Deep sequential fusion LSTM network for image description

Pengjie Tang, Hanli Wang, Sam Kwong

Published: 2018, Last Modified: 11 Apr 2025Neurocomputing 2018EveryoneRevisionsBibTeXCC BY-SA 4.0

Abstract: It is a challenging task to perform automatic image description, which aims to translate an image with visual information into natural language conforming to certain proper grammars and sentence structures. In this work, an optimal learning framework called deep sequential fusion based long short term memory network is designed. In the proposed framework, a layer-wise strategy is introduced into the generation process of recurrent neural network to increase the depth of language model for producing more abstract and discriminative features. Then, a deep supervision method is developed to enrich the model capacity with extra regularization.
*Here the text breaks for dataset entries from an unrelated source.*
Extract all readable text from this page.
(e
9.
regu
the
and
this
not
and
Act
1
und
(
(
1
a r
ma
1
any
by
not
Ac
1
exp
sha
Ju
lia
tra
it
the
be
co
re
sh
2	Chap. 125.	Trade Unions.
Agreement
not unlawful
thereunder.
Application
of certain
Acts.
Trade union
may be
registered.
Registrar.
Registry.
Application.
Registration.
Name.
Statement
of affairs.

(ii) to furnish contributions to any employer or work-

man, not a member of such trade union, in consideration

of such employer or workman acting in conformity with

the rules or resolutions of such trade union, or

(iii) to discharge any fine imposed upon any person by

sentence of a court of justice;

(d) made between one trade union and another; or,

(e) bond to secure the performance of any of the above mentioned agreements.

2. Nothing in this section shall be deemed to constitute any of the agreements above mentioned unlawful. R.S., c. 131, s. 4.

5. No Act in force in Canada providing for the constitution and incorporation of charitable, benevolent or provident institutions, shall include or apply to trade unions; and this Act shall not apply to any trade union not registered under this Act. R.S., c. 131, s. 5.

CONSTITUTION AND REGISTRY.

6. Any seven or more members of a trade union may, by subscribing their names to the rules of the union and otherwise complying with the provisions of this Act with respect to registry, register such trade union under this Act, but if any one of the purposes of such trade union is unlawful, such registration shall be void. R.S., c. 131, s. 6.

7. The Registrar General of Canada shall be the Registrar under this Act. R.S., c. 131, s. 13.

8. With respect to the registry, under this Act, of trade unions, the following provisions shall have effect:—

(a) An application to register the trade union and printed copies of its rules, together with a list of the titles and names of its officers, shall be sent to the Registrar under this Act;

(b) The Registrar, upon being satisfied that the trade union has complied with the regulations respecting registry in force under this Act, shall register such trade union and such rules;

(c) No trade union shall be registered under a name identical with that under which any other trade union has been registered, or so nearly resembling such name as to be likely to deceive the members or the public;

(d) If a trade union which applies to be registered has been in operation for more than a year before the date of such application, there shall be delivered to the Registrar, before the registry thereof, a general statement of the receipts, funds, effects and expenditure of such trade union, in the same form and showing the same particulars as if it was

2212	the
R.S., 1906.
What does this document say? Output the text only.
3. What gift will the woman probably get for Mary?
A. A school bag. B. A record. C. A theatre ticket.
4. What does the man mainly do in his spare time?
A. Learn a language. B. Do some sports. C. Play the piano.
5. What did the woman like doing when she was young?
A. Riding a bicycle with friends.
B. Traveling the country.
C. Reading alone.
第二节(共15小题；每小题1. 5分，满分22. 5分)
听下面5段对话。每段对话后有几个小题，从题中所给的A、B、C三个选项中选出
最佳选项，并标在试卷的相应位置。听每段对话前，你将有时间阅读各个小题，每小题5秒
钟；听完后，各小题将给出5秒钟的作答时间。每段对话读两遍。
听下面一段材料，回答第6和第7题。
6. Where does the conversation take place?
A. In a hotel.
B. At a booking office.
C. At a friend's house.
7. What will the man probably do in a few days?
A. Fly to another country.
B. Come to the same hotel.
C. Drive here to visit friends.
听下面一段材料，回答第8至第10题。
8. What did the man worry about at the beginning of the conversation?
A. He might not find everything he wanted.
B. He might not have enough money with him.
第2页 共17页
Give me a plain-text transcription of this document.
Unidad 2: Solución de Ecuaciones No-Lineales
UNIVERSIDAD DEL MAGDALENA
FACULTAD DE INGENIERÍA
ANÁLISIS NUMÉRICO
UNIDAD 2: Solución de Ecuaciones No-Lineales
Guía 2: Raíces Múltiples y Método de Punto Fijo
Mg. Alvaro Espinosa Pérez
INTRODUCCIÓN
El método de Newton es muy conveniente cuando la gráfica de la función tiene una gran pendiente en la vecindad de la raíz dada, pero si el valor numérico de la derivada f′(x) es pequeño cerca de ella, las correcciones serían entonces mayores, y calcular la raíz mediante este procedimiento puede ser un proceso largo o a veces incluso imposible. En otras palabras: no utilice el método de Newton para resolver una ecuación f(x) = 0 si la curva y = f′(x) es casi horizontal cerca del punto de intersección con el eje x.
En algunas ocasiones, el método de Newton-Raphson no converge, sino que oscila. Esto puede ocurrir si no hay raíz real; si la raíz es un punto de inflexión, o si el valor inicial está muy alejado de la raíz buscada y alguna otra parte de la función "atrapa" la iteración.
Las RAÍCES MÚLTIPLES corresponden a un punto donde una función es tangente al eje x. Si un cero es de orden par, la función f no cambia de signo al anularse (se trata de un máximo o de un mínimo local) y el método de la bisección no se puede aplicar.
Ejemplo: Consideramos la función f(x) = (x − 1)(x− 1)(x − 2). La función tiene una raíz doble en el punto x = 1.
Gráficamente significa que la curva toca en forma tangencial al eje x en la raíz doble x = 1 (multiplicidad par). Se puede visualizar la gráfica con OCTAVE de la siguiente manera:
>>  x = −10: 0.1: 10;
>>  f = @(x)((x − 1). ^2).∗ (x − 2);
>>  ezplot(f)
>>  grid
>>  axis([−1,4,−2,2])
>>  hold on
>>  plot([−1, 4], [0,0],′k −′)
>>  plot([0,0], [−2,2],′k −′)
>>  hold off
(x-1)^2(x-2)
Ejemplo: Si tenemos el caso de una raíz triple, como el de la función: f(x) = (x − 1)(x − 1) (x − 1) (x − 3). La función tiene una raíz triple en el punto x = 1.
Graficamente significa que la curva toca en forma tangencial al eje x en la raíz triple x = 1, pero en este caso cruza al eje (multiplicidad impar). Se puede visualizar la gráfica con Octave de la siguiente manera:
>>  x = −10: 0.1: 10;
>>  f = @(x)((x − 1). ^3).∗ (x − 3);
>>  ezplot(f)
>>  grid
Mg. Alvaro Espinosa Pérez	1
Moreover, the prediction scores from all of the auxiliary branches in the language model are employed to fuse the final decision output with product rule, which further makes use of the optimized model parameters and hence boosts the performance. The experimental results on two public benchmark datasets verify the effectiveness of the proposed approaches, with the consensus-based image description evaluation metric (CIDEr) being 103.4 on the MSCOCO dataset and the metric for evaluation of translation with explicit ordering (METEOR) reaching to 20.6 on the Flickr30K dataset.